Upcoming Events

Spanish Hawaiian Heritage Association Conference 2025
The conference, held September 6–7 at UC Davis, was a tremendous success. Hundreds of attendees —including scholars, community members, and descendants — came together to reflect on the journey from Spain to Hawai‘i to California. The program included a range of keynote and featured speakers, among them California State Assembly Majority Leader Cecilia Aguiar-Curry, Professor Lucía Aranda of the University of Hawai‘i at Mānoa, and the newly appointed Consul General of Spain in San Francisco, Carlos Medina Drescher, alongside several other distinguished voices from academia, public service, and the community. Attendees also enjoyed an archival gallery of family keepsakes, film screenings, lectures, workshops, and cultural performances of music and dance, which filled the days with learning and celebration.

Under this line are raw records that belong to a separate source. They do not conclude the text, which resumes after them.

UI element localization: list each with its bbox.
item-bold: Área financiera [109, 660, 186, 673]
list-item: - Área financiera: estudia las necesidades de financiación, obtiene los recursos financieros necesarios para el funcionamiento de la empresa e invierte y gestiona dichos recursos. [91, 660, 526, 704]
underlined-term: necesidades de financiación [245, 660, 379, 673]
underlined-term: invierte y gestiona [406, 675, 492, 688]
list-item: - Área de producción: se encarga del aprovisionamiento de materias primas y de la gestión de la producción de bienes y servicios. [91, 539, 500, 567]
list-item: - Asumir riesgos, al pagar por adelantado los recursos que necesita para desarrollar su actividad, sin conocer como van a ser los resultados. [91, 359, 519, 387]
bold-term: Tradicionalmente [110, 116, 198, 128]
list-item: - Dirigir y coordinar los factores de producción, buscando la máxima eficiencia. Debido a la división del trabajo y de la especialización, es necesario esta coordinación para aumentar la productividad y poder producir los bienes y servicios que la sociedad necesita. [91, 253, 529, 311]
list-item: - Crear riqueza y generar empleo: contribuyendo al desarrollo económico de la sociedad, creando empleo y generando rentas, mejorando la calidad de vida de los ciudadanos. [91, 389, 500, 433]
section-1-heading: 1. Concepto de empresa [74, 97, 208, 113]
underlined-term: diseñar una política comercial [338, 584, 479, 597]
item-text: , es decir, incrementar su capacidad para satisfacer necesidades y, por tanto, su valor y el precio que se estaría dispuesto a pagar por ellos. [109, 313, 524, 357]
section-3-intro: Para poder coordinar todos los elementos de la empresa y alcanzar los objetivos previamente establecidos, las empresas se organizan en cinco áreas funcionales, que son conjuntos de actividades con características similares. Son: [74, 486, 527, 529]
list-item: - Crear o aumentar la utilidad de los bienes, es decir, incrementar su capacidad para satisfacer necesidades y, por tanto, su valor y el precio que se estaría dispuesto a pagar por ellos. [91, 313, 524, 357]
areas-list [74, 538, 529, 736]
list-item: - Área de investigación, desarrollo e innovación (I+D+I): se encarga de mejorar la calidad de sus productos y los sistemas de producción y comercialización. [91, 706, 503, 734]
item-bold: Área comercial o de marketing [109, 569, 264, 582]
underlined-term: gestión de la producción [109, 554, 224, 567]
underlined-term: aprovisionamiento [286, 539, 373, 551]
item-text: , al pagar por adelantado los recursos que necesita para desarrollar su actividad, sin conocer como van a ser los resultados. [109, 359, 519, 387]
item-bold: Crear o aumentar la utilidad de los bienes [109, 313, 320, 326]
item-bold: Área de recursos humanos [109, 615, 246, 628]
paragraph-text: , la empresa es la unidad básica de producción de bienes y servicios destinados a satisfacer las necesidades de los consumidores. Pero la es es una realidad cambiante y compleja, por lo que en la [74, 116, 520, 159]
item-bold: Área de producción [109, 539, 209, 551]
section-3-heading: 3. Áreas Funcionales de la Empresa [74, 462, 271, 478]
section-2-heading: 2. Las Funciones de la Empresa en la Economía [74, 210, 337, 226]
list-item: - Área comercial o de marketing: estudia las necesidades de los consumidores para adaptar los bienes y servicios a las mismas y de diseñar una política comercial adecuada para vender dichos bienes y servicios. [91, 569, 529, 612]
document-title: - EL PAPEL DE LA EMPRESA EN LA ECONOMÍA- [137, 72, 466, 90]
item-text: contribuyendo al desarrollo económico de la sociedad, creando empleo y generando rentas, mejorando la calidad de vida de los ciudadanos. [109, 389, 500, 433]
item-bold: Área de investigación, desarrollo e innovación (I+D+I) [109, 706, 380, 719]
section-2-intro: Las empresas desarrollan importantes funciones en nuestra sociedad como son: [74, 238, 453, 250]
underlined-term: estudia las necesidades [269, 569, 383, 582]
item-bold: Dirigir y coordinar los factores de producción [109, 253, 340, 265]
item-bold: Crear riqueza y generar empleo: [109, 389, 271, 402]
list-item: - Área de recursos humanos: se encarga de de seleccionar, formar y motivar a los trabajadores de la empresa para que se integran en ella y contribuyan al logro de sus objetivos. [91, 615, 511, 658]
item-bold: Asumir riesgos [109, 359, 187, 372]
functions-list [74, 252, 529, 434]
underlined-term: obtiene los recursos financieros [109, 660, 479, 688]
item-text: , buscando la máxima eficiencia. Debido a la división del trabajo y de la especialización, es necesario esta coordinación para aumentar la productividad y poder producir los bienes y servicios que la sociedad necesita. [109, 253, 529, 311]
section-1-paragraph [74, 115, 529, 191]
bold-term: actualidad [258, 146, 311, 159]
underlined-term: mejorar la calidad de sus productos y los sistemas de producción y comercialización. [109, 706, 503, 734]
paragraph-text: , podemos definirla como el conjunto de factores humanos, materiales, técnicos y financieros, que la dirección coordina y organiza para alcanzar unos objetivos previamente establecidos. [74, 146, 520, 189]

Your attendance helped elevate the gathering, highlighting the enduring contributions of Hawaiian Spaniards to our communities, from labor in the fields and canneries to service as educators, leaders, and public servants today. The energy from the conference will remain a lasting part of our collective memory.
Your participation in the conference made it a huge family gathering, we say together: Hola, Aloha, and Hello — three words, three cultures, one legacy carried forward.
With deep appreciation,
Beverly Baker, President
Kristen La Follette, Conference Organizer
Hawaiian Spaniard International Conference 2022
The Spanish Hawaiian Heritage Association was formed in 2023, after the inaugural International Congress of Spanish Emigrants to Hawaii and California (1880-1930).
57 Spanish Hawaiian descendants from Arizona, California, Oregon, and Pennsylvania attended the conference. This initial congress was held by Club Universo Extremeño in Jarandilla de la Vera, Coria and Cáceres and Malaga from 10- 26-2022 to 11- 4-2022.
It recognized the 8,000 Spanish emigrants who embarked from the port of Malaga and Gibraltar between 1907 and 1913 bound for the sugar cane plantations of the Hawaiian Islands on the ships; SS Heliopolis SS Orteric SS Willesden, SS Ascot and SS Willesden. Due to difficult conditions on plantations, many families later left for California. Their descendants still live in the state, and across the US.
Primary researchers, and conference organizers were Manuel Trinidad of the University of Extremadura, and Miguel Alba Trujillo, of the University of Malaga.